Further to that point of Order. Surely the House has not been given any evidence that legal steps have actually begun, and, therefore, it is quite wrong for anyone to plead that the matter is sub judice.

The Secretary of State for the Home Department (Mr. Ede)

Further to that point of Order. This phase of the matter has given us some concern. As I understand it, there have been interviews between solicitors intimating that an action may begin. In the course of my experience, such interviews are sometimes held and no action, in fact, does arise. I suggest that until the process has been issued or the necessary preliminary steps have been taken, it cannot be difficult to see that the matter is not actually sub judice although if the persons have some knowledge of the intention of the parties they might be guided in their action by that knowledge.
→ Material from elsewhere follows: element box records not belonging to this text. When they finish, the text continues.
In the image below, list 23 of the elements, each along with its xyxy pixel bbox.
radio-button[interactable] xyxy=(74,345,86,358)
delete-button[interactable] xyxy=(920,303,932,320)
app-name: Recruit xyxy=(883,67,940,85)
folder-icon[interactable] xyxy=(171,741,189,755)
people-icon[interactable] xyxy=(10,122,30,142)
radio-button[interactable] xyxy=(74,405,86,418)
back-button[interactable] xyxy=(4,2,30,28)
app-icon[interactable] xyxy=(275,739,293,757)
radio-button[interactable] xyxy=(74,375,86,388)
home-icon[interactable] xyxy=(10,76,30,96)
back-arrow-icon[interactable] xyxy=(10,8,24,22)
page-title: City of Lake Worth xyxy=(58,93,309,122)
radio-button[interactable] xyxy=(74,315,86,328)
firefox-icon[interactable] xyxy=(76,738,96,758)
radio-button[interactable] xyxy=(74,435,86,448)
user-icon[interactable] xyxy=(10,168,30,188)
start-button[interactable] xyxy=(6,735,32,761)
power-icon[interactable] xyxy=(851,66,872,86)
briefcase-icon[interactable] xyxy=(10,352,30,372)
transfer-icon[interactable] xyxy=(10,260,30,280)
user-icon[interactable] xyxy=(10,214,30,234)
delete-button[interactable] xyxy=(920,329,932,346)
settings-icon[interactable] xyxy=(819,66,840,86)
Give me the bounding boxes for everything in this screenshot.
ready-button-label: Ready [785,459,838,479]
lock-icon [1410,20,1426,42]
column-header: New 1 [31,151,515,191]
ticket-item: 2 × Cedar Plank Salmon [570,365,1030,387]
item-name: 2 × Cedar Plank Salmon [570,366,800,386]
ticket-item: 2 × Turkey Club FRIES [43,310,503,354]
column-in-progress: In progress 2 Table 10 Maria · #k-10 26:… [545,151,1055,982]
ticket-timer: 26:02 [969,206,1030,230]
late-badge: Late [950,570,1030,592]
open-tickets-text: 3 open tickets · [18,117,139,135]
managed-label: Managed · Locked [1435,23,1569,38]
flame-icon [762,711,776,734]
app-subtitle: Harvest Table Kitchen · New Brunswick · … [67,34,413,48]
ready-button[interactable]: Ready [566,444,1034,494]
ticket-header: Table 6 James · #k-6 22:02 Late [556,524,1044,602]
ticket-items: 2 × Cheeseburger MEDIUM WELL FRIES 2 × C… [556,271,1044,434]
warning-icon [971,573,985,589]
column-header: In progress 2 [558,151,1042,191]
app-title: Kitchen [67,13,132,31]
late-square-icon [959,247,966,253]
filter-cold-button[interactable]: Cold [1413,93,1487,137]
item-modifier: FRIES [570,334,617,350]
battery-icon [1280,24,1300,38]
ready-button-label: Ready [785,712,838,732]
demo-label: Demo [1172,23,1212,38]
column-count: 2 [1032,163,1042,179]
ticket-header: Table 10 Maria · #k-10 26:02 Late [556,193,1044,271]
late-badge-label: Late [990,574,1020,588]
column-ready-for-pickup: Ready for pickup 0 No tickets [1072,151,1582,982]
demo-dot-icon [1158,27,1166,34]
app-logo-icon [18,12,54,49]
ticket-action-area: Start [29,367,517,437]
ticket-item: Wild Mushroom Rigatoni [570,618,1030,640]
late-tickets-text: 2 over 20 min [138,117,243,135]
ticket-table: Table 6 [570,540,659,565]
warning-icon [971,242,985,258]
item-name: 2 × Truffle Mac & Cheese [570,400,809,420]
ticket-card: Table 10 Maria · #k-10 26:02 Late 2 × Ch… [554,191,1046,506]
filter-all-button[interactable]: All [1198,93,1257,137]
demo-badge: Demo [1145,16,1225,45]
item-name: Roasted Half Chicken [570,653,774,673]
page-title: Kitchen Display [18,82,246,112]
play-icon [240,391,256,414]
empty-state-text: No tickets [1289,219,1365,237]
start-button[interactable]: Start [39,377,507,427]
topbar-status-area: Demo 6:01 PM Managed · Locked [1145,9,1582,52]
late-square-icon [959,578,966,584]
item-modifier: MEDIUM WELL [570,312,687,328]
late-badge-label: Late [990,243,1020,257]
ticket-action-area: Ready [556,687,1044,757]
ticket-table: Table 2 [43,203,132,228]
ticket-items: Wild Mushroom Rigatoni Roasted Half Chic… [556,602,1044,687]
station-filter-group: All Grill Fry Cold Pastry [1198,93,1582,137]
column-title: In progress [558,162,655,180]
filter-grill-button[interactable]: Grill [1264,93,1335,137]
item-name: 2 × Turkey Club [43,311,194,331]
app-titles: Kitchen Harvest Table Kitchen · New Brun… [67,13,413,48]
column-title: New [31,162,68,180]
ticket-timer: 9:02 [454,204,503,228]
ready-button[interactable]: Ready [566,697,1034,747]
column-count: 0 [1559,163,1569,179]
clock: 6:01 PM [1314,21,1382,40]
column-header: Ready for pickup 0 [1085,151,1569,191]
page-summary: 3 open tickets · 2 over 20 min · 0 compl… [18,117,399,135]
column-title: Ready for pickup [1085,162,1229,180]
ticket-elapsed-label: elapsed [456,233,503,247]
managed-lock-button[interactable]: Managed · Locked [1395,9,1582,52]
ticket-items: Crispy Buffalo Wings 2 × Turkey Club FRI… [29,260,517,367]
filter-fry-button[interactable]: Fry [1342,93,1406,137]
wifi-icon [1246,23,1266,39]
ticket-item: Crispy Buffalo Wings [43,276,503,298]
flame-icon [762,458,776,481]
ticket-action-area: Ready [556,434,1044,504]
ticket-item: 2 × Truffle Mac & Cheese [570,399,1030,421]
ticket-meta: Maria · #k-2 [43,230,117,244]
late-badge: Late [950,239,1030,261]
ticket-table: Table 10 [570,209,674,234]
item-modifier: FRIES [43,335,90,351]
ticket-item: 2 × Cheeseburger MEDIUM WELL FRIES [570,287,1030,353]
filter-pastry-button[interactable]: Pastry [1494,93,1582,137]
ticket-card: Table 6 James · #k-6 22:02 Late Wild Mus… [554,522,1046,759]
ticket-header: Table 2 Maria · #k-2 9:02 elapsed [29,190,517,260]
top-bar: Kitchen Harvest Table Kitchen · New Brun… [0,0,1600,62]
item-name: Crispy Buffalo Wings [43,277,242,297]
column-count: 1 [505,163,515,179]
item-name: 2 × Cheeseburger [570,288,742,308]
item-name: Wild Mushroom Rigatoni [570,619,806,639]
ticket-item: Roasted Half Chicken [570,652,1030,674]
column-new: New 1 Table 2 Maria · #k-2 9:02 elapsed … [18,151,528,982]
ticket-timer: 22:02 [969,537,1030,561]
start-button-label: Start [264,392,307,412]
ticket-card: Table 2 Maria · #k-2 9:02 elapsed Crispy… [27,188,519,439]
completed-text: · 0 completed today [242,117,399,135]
Mr. Pritt (Hammersmith, North)

Might I add that the commonsense ruling which the Home Secretary has suggested is the regular practice of the King's Bench?

Mr. Deputy-Speaker (Major Milner)

The question would not appear to arise in this case as it is not strictly sub judice. In any event, the Chair had no knowledge of the details, and, no doubt, the Joint Under-Secretary was correct in the judicious reply he made having regard to the fact that interviews have taken place.

Major Legge-Bourke

I should just like to say that I was not imputing anything on the part of the hon. Member for South-Western Norfolk (Mr. Dye), but I was only anxious to get a Ruling.

Question put, and agreed to.

Adjourned accordingly at Twenty-nine Minutes past Ten o'Clock.